Pense agora nos factores de risco e sintomas: passa muito tempo ao computador ou telemóvel? Sente rigidez ou dor ao mexer o pescoço? Tem dores na cervical quando acorda? Costuma ter dores de cabeça? Sente que os ombros estão enrolados para dentro? Alguns “sim” e a probabilidade desta postura estar a influenciar o seu corpo e qualidade-de-vida aumenta.

Agora, com o diagnóstico feito, deverá estar a perguntar-se acerca do que fazer para diminuir este peso extra da cabeça e assim, provavelmente, reduzir os sintomas.

Vamos dividir as soluções em dois momentos.

Momento 1, aquele-em-que-estou-em-frente-a-um-ecrã-e-agora. Reduza ao máximo esse tempo, faça pausas a cada 20 minutos (a própria tecnologia permite estes lembretes!), coloque o terço superior do seu ecrã ao nível dos olhos, escolha uma cadeira que lhe permita ter os cotovelos apoiados a cerca de 90º e os pés bem assentes no chão. Não se esqueça, claro, de perceber se tem algum défice de visão uma vez que não vendo bem, é normal que a cabeça se vá aproximando do ecrã. Em casa, privilegie atividades com as crianças fora do sofá, estabeleça limites temporais para jogos de computador e telemóvel e, acima de tudo, dê o exemplo! Momento 2, aquele chamado já-estive-tempo-de-mais-no-ecrã-e-agora-quero-fazer-aguma-coisa. Qualquer atividade física é salutar quando pensamos no combate ao sedentarismo. No entanto, se esta é a postura “para a frente”, faz sentido que privilegie exercícios que o levem “para trás”. Deixo dois exemplos. Coloque a palma da sua mão direita encostada à ponta do nariz. Agora, sem mexer a mão, recue o mais possível a ponta do nariz, esticando a parte de trás do pescoço. Coloque a mão esquerda encostada ao novo limite do seu nariz. A distância entre uma mão e outra foi o que conseguiu recuar! Mantenha esta posição durante 5 segundos e repita o processo 10 vezes, verá que a posição inicial será progressivamente melhorada e irá conseguir recuar cada vez mais!

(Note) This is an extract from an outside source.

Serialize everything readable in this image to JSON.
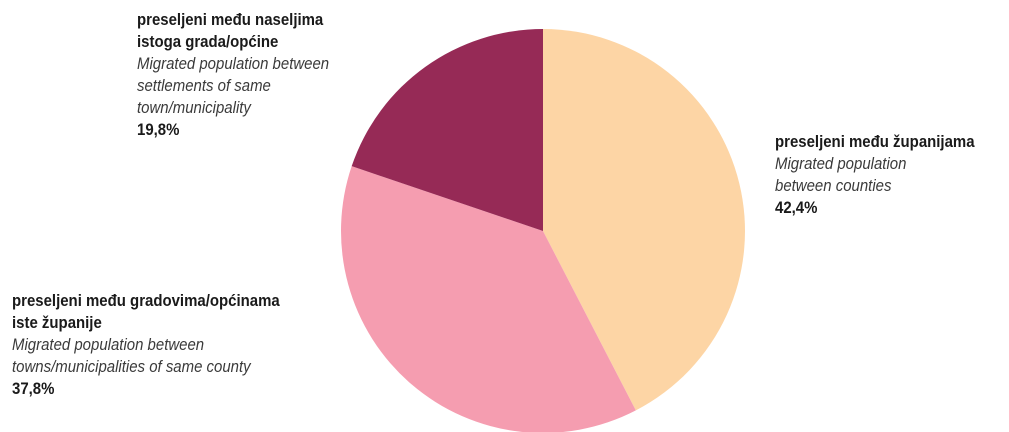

Outro exercício que poderá fazer é na parede, numa posição similar ao teste. Mantendo o dorso das mãos e omoplatas encostados à parede, vá tentando aproximar o topo da cabeça à parede, fazendo o movimento de “duplo-queixo”. Enquanto respira profundamente, mantenha esta posição e conte os segundos que a consegue manter – assim, terá um ponto de partida para progredir (ou até competir em casa ou no trabalho)!

Claro que poderá necessitar de diminuir a tensão e dor cervical, alongar músculos que não o deixam corrigir a postura, fortalecer os que o mantêm na postura certa e conferir mobilidade às zonas mais rígidas – aqui poderá utilizar o smartphone mas para ligar ao seu fisioterapeuta!

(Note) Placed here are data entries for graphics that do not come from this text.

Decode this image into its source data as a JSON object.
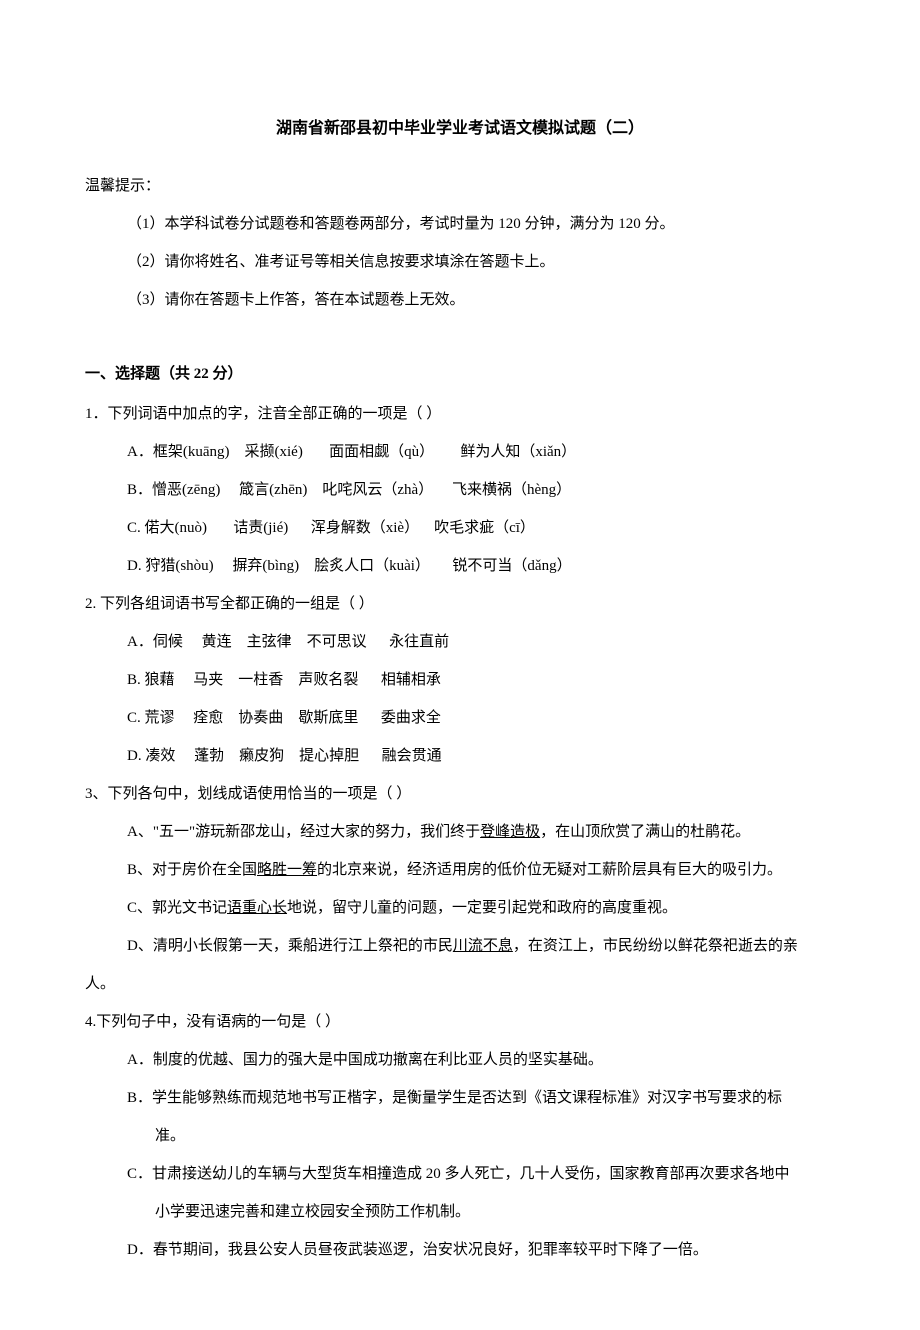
{
  "title": "湖南省新邵县初中毕业学业考试语文模拟试题（二）",
  "hints": {
    "label": "温馨提示：",
    "items": [
      "（1）本学科试卷分试题卷和答题卷两部分，考试时量为 120 分钟，满分为 120 分。",
      "（2）请你将姓名、准考证号等相关信息按要求填涂在答题卡上。",
      "（3）请你在答题卡上作答，答在本试题卷上无效。"
    ]
  },
  "section1": {
    "header": "一、选择题（共 22 分）"
  },
  "q1": {
    "stem": "1．下列词语中加点的字，注音全部正确的一项是（      ）",
    "a": {
      "label": "A．",
      "c1": "框架(kuāng)",
      "c2": "采撷(xié)",
      "c3": "面面相觑（qù）",
      "c4": "鲜为人知（xiǎn）"
    },
    "b": {
      "label": "B．",
      "c1": "憎恶(zēng)",
      "c2": "箴言(zhēn)",
      "c3": "叱咤风云（zhà）",
      "c4": "飞来横祸（hèng）"
    },
    "c": {
      "label": "C. ",
      "c1": "偌大(nuò)",
      "c2": "诘责(jié)",
      "c3": "浑身解数（xiè）",
      "c4": "吹毛求疵（cī）"
    },
    "d": {
      "label": "D. ",
      "c1": "狩猎(shòu)",
      "c2": "摒弃(bìng)",
      "c3": "脍炙人口（kuài）",
      "c4": "锐不可当（dǎng）"
    }
  },
  "q2": {
    "stem": "2.  下列各组词语书写全都正确的一组是（     ）",
    "a": {
      "label": "A．",
      "c1": "伺候",
      "c2": "黄连",
      "c3": "主弦律",
      "c4": "不可思议",
      "c5": "永往直前"
    },
    "b": {
      "label": "B. ",
      "c1": "狼藉",
      "c2": "马夹",
      "c3": "一柱香",
      "c4": "声败名裂",
      "c5": "相辅相承"
    },
    "c": {
      "label": "C. ",
      "c1": "荒谬",
      "c2": "痊愈",
      "c3": "协奏曲",
      "c4": "歇斯底里",
      "c5": "委曲求全"
    },
    "d": {
      "label": "D. ",
      "c1": "凑效",
      "c2": "蓬勃",
      "c3": "癞皮狗",
      "c4": "提心掉胆",
      "c5": "融会贯通"
    }
  },
  "q3": {
    "stem": "3、下列各句中，划线成语使用恰当的一项是（       ）",
    "a": {
      "pre": "A、\"五一\"游玩新邵龙山，经过大家的努力，我们终于",
      "u": "登峰造极",
      "post": "，在山顶欣赏了满山的杜鹃花。"
    },
    "b": {
      "pre": "B、对于房价在全国",
      "u": "略胜一筹",
      "post": "的北京来说，经济适用房的低价位无疑对工薪阶层具有巨大的吸引力。"
    },
    "c": {
      "pre": "C、郭光文书记",
      "u": "语重心长",
      "post": "地说，留守儿童的问题，一定要引起党和政府的高度重视。"
    },
    "d": {
      "pre": "D、清明小长假第一天，乘船进行江上祭祀的市民",
      "u": "川流不息",
      "post": "，在资江上，市民纷纷以鲜花祭祀逝去的亲"
    },
    "d2": "人。"
  },
  "q4": {
    "stem": "4.下列句子中，没有语病的一句是（    ）",
    "a": "A．制度的优越、国力的强大是中国成功撤离在利比亚人员的坚实基础。",
    "b1": "B．学生能够熟练而规范地书写正楷字，是衡量学生是否达到《语文课程标准》对汉字书写要求的标",
    "b2": "准。",
    "c1": "C．甘肃接送幼儿的车辆与大型货车相撞造成 20 多人死亡，几十人受伤，国家教育部再次要求各地中",
    "c2": "小学要迅速完善和建立校园安全预防工作机制。",
    "d": "D．春节期间，我县公安人员昼夜武装巡逻，治安状况良好，犯罪率较平时下降了一倍。"
  }
}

A própria tecnologia oferece inúmeras opções para combater os malefícios do seu excesso, o que não deixa de ser engraçado: vemos hoje em dia aplicações que nos lembram de fazer exercício, avaliam a nossa performance, já há t-shirts que nos corrigem a postura, programas de reabilitação à distância, jogos de reabilitação interactivos!...

Ou seja, a tecnologia veio para ficar e mudar as nossas vidas. Se muda o nosso corpo para pior, só depende de nós e dos limites que lhe impomos.